Solo l’intervento di Abdalla, Amara e Kader permise alla nave di raggiungere Malta, dopo aver fatto da interpreti e mediatori tra gli altri migranti ed il capitano.
Una volta messo però piede sull’arcipelago, gli “El Hiblu 3” sono stati arrestati dalle autorità maltesi e, malgrado le testimonianze raccolte in tribunale abbiano confermato come stessero solo tentando di fare da mediatori placando le tensioni sulla nave, i giovani continuano ad oggi ad essere sotto accusa e rischiano l’ergastolo.
«Invece di celebrare il loro coraggio, le autorità maltesi li hanno accusati di diversi crimini e il caso ha attirato l’attenzione internazionale (..) con l’ufficio del Procuratore Generale che ha fatto orecchie da mercante davanti alle numerose lettere e petizioni di cittadini, organizzazioni ed esperti del settore preoccupati per le sorti dei giovani» scrive in un comunicato Moviment Graffitti, che poi chiosa:
«Questa mancanza di comunicazione e trasparenza è profondamente preoccupante e solleva seri interrogativi sull’impegno dell’ufficio del Procuratore Generale nei confronti dei principi di giustizia ed equo processo»
Il prolungato ritardo accumulato nel caso di “El Hiblu 3” non solo aggrava la sofferenza degli indagati ma, affermano gli attivisti, mina anche la fiducia dell’opinione pubblica nel sistema giudiziario.
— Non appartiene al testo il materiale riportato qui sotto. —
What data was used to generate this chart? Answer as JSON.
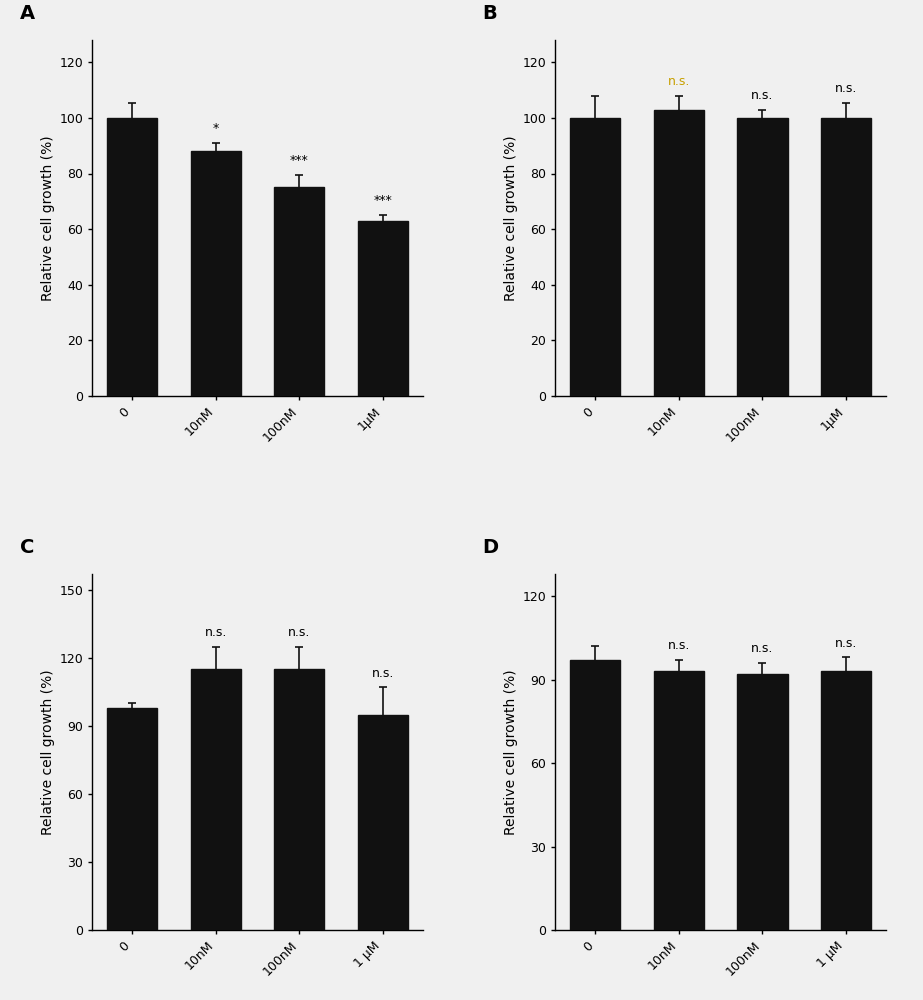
{
  "panels": {
    "A": {
      "values": [
        100,
        88,
        75,
        63
      ],
      "errors": [
        5.5,
        3.0,
        4.5,
        2.0
      ],
      "annotations": [
        "",
        "*",
        "***",
        "***"
      ],
      "ann_color": [
        "black",
        "black",
        "black",
        "black"
      ],
      "categories": [
        "0",
        "10nM",
        "100nM",
        "1μM"
      ],
      "ylabel": "Relative cell growth (%)",
      "ylim": [
        0,
        128
      ],
      "yticks": [
        0,
        20,
        40,
        60,
        80,
        100,
        120
      ],
      "label": "A"
    },
    "B": {
      "values": [
        100,
        103,
        100,
        100
      ],
      "errors": [
        8.0,
        5.0,
        3.0,
        5.5
      ],
      "annotations": [
        "",
        "n.s.",
        "n.s.",
        "n.s."
      ],
      "ann_color": [
        "black",
        "#c8a000",
        "black",
        "black"
      ],
      "categories": [
        "0",
        "10nM",
        "100nM",
        "1μM"
      ],
      "ylabel": "Relative cell growth (%)",
      "ylim": [
        0,
        128
      ],
      "yticks": [
        0,
        20,
        40,
        60,
        80,
        100,
        120
      ],
      "label": "B"
    },
    "C": {
      "values": [
        98,
        115,
        115,
        95
      ],
      "errors": [
        2.0,
        10.0,
        10.0,
        12.0
      ],
      "annotations": [
        "",
        "n.s.",
        "n.s.",
        "n.s."
      ],
      "ann_color": [
        "black",
        "black",
        "black",
        "black"
      ],
      "categories": [
        "0",
        "10nM",
        "100nM",
        "1 μM"
      ],
      "ylabel": "Relative cell growth (%)",
      "ylim": [
        0,
        157
      ],
      "yticks": [
        0,
        30,
        60,
        90,
        120,
        150
      ],
      "label": "C"
    },
    "D": {
      "values": [
        97,
        93,
        92,
        93
      ],
      "errors": [
        5.0,
        4.0,
        4.0,
        5.0
      ],
      "annotations": [
        "",
        "n.s.",
        "n.s.",
        "n.s."
      ],
      "ann_color": [
        "black",
        "black",
        "black",
        "black"
      ],
      "categories": [
        "0",
        "10nM",
        "100nM",
        "1 μM"
      ],
      "ylabel": "Relative cell growth (%)",
      "ylim": [
        0,
        128
      ],
      "yticks": [
        0,
        30,
        60,
        90,
        120
      ],
      "label": "D"
    }
  },
  "bar_color": "#111111",
  "error_color": "#111111",
  "bar_width": 0.6,
  "background_color": "#f0f0f0",
  "label_fontsize": 14,
  "tick_fontsize": 9,
  "ylabel_fontsize": 10,
  "ann_fontsize": 9
}
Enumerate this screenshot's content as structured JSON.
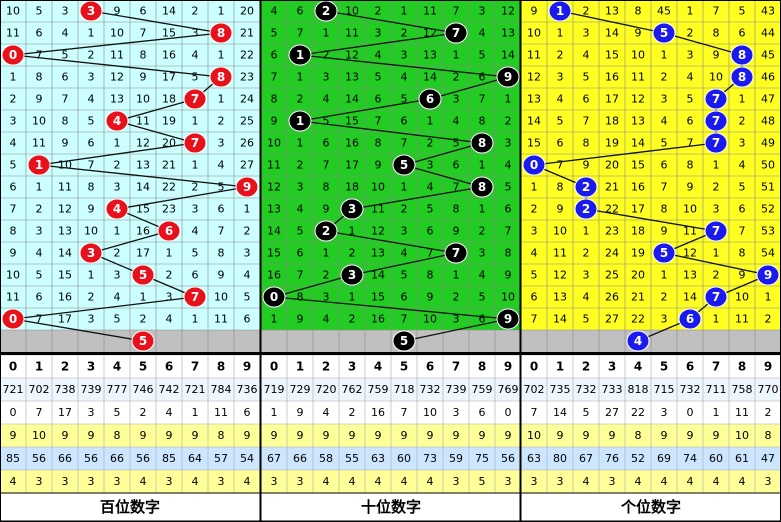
{
  "panels": [
    {
      "label": "百位数字",
      "bg": "#ccffff",
      "ball_color": "#e8101a",
      "draws": [
        3,
        8,
        0,
        8,
        7,
        4,
        7,
        1,
        9,
        4,
        6,
        3,
        5,
        7,
        0
      ],
      "next": 5,
      "rows": [
        [
          10,
          5,
          3,
          null,
          9,
          6,
          14,
          2,
          1,
          20
        ],
        [
          11,
          6,
          4,
          1,
          10,
          7,
          15,
          3,
          null,
          21
        ],
        [
          null,
          7,
          5,
          2,
          11,
          8,
          16,
          4,
          1,
          22
        ],
        [
          1,
          8,
          6,
          3,
          12,
          9,
          17,
          5,
          null,
          23
        ],
        [
          2,
          9,
          7,
          4,
          13,
          10,
          18,
          null,
          1,
          24
        ],
        [
          3,
          10,
          8,
          5,
          null,
          11,
          19,
          1,
          2,
          25
        ],
        [
          4,
          11,
          9,
          6,
          1,
          12,
          20,
          null,
          3,
          26
        ],
        [
          5,
          null,
          10,
          7,
          2,
          13,
          21,
          1,
          4,
          27
        ],
        [
          6,
          1,
          11,
          8,
          3,
          14,
          22,
          2,
          5,
          null
        ],
        [
          7,
          2,
          12,
          9,
          null,
          15,
          23,
          3,
          6,
          1
        ],
        [
          8,
          3,
          13,
          10,
          1,
          16,
          null,
          4,
          7,
          2
        ],
        [
          9,
          4,
          14,
          null,
          2,
          17,
          1,
          5,
          8,
          3
        ],
        [
          10,
          5,
          15,
          1,
          3,
          null,
          2,
          6,
          9,
          4
        ],
        [
          11,
          6,
          16,
          2,
          4,
          1,
          3,
          null,
          10,
          5
        ],
        [
          null,
          7,
          17,
          3,
          5,
          2,
          4,
          1,
          11,
          6
        ]
      ],
      "header": [
        0,
        1,
        2,
        3,
        4,
        5,
        6,
        7,
        8,
        9
      ],
      "stats": [
        [
          721,
          702,
          738,
          739,
          777,
          746,
          742,
          721,
          784,
          736
        ],
        [
          0,
          7,
          17,
          3,
          5,
          2,
          4,
          1,
          11,
          6
        ],
        [
          9,
          10,
          9,
          9,
          8,
          9,
          9,
          9,
          8,
          9
        ],
        [
          85,
          56,
          66,
          56,
          66,
          56,
          85,
          64,
          57,
          54
        ],
        [
          4,
          3,
          3,
          3,
          3,
          4,
          3,
          4,
          3,
          4
        ]
      ]
    },
    {
      "label": "十位数字",
      "bg": "#22cc22",
      "ball_color": "#000000",
      "draws": [
        2,
        7,
        1,
        9,
        6,
        1,
        8,
        5,
        8,
        3,
        2,
        7,
        3,
        0,
        9
      ],
      "next": 5,
      "rows": [
        [
          4,
          6,
          null,
          10,
          2,
          1,
          11,
          7,
          3,
          12
        ],
        [
          5,
          7,
          1,
          11,
          3,
          2,
          12,
          null,
          4,
          13
        ],
        [
          6,
          null,
          2,
          12,
          4,
          3,
          13,
          1,
          5,
          14
        ],
        [
          7,
          1,
          3,
          13,
          5,
          4,
          14,
          2,
          6,
          null
        ],
        [
          8,
          2,
          4,
          14,
          6,
          5,
          null,
          3,
          7,
          1
        ],
        [
          9,
          null,
          5,
          15,
          7,
          6,
          1,
          4,
          8,
          2
        ],
        [
          10,
          1,
          6,
          16,
          8,
          7,
          2,
          5,
          null,
          3
        ],
        [
          11,
          2,
          7,
          17,
          9,
          null,
          3,
          6,
          1,
          4
        ],
        [
          12,
          3,
          8,
          18,
          10,
          1,
          4,
          7,
          null,
          5
        ],
        [
          13,
          4,
          9,
          null,
          11,
          2,
          5,
          8,
          1,
          6
        ],
        [
          14,
          5,
          null,
          1,
          12,
          3,
          6,
          9,
          2,
          7
        ],
        [
          15,
          6,
          1,
          2,
          13,
          4,
          7,
          null,
          3,
          8
        ],
        [
          16,
          7,
          2,
          null,
          14,
          5,
          8,
          1,
          4,
          9
        ],
        [
          null,
          8,
          3,
          1,
          15,
          6,
          9,
          2,
          5,
          10
        ],
        [
          1,
          9,
          4,
          2,
          16,
          7,
          10,
          3,
          6,
          null
        ]
      ],
      "header": [
        0,
        1,
        2,
        3,
        4,
        5,
        6,
        7,
        8,
        9
      ],
      "stats": [
        [
          719,
          729,
          720,
          762,
          759,
          718,
          732,
          739,
          759,
          769
        ],
        [
          1,
          9,
          4,
          2,
          16,
          7,
          10,
          3,
          6,
          0
        ],
        [
          9,
          9,
          9,
          9,
          9,
          9,
          9,
          9,
          9,
          9
        ],
        [
          67,
          66,
          58,
          55,
          63,
          60,
          73,
          59,
          75,
          56
        ],
        [
          3,
          3,
          4,
          4,
          4,
          4,
          4,
          3,
          5,
          3
        ]
      ]
    },
    {
      "label": "个位数字",
      "bg": "#ffff22",
      "ball_color": "#1a1aee",
      "draws": [
        1,
        5,
        8,
        8,
        7,
        7,
        7,
        0,
        2,
        2,
        7,
        5,
        9,
        7,
        6
      ],
      "next": 4,
      "rows": [
        [
          9,
          null,
          2,
          13,
          8,
          45,
          1,
          7,
          5,
          43
        ],
        [
          10,
          1,
          3,
          14,
          9,
          null,
          2,
          8,
          6,
          44
        ],
        [
          11,
          2,
          4,
          15,
          10,
          1,
          3,
          9,
          null,
          45
        ],
        [
          12,
          3,
          5,
          16,
          11,
          2,
          4,
          10,
          null,
          46
        ],
        [
          13,
          4,
          6,
          17,
          12,
          3,
          5,
          null,
          1,
          47
        ],
        [
          14,
          5,
          7,
          18,
          13,
          4,
          6,
          null,
          2,
          48
        ],
        [
          15,
          6,
          8,
          19,
          14,
          5,
          7,
          null,
          3,
          49
        ],
        [
          null,
          7,
          9,
          20,
          15,
          6,
          8,
          1,
          4,
          50
        ],
        [
          1,
          8,
          null,
          21,
          16,
          7,
          9,
          2,
          5,
          51
        ],
        [
          2,
          9,
          null,
          22,
          17,
          8,
          10,
          3,
          6,
          52
        ],
        [
          3,
          10,
          1,
          23,
          18,
          9,
          11,
          null,
          7,
          53
        ],
        [
          4,
          11,
          2,
          24,
          19,
          null,
          12,
          1,
          8,
          54
        ],
        [
          5,
          12,
          3,
          25,
          20,
          1,
          13,
          2,
          9,
          null
        ],
        [
          6,
          13,
          4,
          26,
          21,
          2,
          14,
          null,
          10,
          1
        ],
        [
          7,
          14,
          5,
          27,
          22,
          3,
          null,
          1,
          11,
          2
        ]
      ],
      "header": [
        0,
        1,
        2,
        3,
        4,
        5,
        6,
        7,
        8,
        9
      ],
      "stats": [
        [
          702,
          735,
          732,
          733,
          818,
          715,
          732,
          711,
          758,
          770
        ],
        [
          7,
          14,
          5,
          27,
          22,
          3,
          0,
          1,
          11,
          2
        ],
        [
          10,
          9,
          9,
          9,
          8,
          9,
          9,
          9,
          10,
          8
        ],
        [
          63,
          80,
          67,
          76,
          52,
          69,
          74,
          60,
          61,
          47
        ],
        [
          3,
          3,
          4,
          3,
          4,
          4,
          4,
          4,
          4,
          3
        ]
      ]
    }
  ],
  "stat_row_colors": [
    "#eef6ff",
    "#ffffff",
    "#ffff99",
    "#cce6ff",
    "#ffff99"
  ]
}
La Ong ha poi evidenziato le disparità verso un equo e rapido processo che il sistema legale dovrebbe fornire a tutti i cittadini, in maniera indistinta:
«Ogni caso, sia che coinvolga cittadini maltesi o stranieri, deve essere giusto ed equo, piuttosto che utilizzato come forma di punizione, segnalazione politica e deterrenza. Questo caso mette in luce il razzismo istituzionalizzato che affligge il nostro sistema di giustizia penale, che è forte con i deboli e debole con i forti»
In considerazione di ciò, Moviment Graffitti ha nuovamente invitato il Procuratore Generale a mettere in atto «tutte le misure necessarie per accelerare la risoluzione del caso El Hiblu 3», poichè «giustizia ritardata è giustizia negata, ed è giunto il momento di rimediare a questo errore facendo cadere ogni accusa a carico dei tre giovani».